In passato è capitato anche di raccontare i limiti della cattedra europeista di cui sopra. Una tendenza a concentrare l’attenzione solo sull’architettura istituzionale, una strategia per la crescita - parole di Joaquin Almunia lo scorso anno - rimasta ferma al pre-crisi, una certa sottovalutazione dell’economia reale. Pur con queste lacune Cernobbio assomiglia a un club inclusivo più che a una fortezza chiusa. I leader sindacali sono stati ospiti molte volte. Fausto Bertinotti ha saltato poche edizioni così come i leader della Lega Nord hanno potuto parlare quando hanno voluto. Nei lunghi anni del berlusconismo Cernobbio ha rappresentato sicuramente un controcanto alle promesse del Cavaliere. Con Giulio Tremonti, però, pronto ad organizzare il contropiede ridicolizzando il formalismo della burocrazia di Bruxelles. Forse con la scomparsa di Gianni Agnelli è venuta meno, invece, la figura del grande imprenditore interlocutore dell’intellighenzia europeista. Comunque, come scrive Romano «i frequentatori di Cernobbio erano uomini d’affari ma dovettero apprezzare che i loro problemi di ogni giorno venissero trattati in un contesto più largo e con riflessioni di più lungo respiro».
Resi gli onori alla storia la nota più importante di questo compleanno sta nella constatazione che Cernobbio non è diventato un museo, anzi regge il passo dei cambiamenti. Da qui l’attenzione che converrà dedicare all’edizione che si apre oggi, per le tante presenze ma anche per le discontinuità che ci possiamo aspettare. Valerio De Molli, il manager che ha avvicendato Ambrosetti nella conduzione operativa, le elencherà in apertura sottolineando i temi della rivoluzione digitale, dell’obsolescenza delle professioni, delle disuguaglianze sociali e la contraddizione tra i progressi di scienza/tecnologia e le nuove allarmanti crisi geopolitiche.

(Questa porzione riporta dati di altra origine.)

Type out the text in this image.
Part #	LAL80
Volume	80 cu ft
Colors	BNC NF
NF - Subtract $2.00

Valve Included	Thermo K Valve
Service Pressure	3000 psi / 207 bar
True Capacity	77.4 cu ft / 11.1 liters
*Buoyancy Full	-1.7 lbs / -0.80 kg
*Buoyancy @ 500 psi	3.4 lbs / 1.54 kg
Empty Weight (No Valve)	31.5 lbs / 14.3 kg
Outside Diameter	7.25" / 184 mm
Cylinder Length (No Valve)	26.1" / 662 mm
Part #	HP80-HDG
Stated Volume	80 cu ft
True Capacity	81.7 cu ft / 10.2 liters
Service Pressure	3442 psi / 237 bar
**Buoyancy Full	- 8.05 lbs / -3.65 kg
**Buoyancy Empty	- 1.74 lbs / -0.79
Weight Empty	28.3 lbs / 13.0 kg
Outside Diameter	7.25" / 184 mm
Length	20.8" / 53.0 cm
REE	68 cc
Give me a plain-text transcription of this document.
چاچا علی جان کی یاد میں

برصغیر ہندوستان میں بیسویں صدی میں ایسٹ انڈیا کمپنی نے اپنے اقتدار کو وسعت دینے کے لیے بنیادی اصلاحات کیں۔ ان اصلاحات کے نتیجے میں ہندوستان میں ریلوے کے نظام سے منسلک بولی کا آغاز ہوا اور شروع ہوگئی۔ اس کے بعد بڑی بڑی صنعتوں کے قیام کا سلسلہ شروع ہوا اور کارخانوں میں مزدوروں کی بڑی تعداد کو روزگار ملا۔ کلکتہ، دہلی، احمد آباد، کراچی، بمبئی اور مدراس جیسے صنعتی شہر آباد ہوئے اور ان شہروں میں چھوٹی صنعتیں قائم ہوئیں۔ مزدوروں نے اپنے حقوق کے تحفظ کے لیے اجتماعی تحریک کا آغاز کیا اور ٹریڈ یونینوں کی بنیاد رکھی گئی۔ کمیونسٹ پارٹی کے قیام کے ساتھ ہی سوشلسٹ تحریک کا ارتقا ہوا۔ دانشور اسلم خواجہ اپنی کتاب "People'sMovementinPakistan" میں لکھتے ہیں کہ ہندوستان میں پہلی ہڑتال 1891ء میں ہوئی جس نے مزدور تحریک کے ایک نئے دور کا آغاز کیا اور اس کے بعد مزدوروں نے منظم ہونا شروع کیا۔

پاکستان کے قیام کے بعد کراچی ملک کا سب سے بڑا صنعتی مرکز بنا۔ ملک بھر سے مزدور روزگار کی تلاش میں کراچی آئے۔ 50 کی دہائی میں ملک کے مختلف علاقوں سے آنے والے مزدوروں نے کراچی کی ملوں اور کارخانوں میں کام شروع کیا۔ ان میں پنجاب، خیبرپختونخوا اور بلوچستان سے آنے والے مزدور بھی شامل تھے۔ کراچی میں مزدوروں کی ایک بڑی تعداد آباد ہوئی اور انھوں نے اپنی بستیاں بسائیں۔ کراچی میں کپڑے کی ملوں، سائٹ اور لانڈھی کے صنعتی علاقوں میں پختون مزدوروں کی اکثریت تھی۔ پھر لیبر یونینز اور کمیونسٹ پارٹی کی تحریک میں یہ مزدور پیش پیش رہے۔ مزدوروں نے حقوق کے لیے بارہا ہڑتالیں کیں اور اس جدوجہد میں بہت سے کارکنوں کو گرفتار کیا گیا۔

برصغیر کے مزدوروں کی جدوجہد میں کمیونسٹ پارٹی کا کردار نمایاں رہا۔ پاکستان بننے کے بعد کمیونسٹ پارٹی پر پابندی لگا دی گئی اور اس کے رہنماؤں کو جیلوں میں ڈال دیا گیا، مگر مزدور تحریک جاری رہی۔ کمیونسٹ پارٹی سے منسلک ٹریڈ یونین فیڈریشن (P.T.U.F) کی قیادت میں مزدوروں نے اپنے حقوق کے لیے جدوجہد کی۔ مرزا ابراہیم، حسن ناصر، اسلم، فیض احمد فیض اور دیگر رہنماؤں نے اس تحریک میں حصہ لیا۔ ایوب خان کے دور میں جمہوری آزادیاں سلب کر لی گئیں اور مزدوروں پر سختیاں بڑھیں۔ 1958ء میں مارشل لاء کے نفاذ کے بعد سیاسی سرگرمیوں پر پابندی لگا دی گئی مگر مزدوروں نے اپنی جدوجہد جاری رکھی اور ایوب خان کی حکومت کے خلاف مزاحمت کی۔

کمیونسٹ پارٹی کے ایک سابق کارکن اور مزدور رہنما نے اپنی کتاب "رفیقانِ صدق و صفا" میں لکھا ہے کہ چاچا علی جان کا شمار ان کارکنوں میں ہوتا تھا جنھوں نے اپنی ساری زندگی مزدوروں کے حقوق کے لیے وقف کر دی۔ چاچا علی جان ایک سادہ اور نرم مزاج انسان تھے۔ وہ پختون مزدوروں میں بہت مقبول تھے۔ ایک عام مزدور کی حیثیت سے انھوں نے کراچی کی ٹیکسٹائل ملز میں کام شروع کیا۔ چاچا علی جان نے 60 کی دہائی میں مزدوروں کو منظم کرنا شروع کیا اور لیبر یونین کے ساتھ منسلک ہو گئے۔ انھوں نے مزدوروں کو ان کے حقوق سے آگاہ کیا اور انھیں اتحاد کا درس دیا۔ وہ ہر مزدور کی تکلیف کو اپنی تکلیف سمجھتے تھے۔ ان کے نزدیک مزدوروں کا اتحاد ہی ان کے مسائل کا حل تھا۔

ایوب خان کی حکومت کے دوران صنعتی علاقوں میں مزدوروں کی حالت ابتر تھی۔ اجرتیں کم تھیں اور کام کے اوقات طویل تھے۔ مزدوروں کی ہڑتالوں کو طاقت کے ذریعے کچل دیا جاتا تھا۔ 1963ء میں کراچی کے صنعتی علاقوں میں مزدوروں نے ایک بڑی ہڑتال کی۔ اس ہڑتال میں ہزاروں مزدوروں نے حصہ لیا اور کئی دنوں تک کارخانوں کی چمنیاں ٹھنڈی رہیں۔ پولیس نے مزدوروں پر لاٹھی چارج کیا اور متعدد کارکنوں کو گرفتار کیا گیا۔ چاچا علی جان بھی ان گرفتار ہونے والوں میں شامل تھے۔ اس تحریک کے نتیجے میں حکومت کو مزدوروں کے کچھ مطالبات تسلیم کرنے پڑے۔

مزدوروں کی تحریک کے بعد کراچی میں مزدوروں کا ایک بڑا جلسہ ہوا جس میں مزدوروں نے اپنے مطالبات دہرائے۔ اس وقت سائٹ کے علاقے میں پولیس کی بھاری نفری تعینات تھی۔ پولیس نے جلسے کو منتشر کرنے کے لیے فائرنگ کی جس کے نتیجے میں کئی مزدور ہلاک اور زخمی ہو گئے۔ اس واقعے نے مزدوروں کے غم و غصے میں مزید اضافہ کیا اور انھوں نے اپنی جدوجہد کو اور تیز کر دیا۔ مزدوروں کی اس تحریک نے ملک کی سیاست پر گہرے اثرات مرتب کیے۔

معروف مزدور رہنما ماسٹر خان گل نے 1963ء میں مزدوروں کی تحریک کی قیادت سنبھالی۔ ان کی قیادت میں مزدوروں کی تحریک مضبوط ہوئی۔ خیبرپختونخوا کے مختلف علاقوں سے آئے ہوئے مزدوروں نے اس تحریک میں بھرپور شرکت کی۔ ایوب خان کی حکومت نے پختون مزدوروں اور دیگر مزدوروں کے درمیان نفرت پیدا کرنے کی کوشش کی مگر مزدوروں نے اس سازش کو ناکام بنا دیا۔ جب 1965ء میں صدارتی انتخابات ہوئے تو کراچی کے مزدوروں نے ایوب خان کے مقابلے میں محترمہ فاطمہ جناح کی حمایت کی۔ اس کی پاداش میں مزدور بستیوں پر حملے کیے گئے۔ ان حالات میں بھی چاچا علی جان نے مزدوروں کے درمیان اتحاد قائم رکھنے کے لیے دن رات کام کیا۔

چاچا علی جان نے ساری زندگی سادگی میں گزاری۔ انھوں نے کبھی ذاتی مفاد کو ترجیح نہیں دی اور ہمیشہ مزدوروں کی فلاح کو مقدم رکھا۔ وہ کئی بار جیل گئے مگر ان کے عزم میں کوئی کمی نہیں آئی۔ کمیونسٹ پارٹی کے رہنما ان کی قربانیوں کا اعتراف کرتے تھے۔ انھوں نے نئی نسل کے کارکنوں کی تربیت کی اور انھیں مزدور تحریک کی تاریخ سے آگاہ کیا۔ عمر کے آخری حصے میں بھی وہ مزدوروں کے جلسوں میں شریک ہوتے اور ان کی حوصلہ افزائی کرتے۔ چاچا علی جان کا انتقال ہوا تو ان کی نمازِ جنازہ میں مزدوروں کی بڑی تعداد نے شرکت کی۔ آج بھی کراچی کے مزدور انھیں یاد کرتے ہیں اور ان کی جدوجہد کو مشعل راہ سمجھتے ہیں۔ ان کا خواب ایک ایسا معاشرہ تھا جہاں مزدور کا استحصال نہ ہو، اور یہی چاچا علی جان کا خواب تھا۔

Vedremo come il dibattito recepirà questi spunti e se gli economisti ammetteranno che nella lettura della crisi non sono stati fatti in questi anni straordinari passi in avanti. E vedremo anche se la tradizionale dittatura dell’approccio macro-economico lascerà spazio anche alla ricognizione micro. In fondo al recente simposio dei banchieri a Jackson Hole lo speech di Mario Draghi aveva come tema la disoccupazione.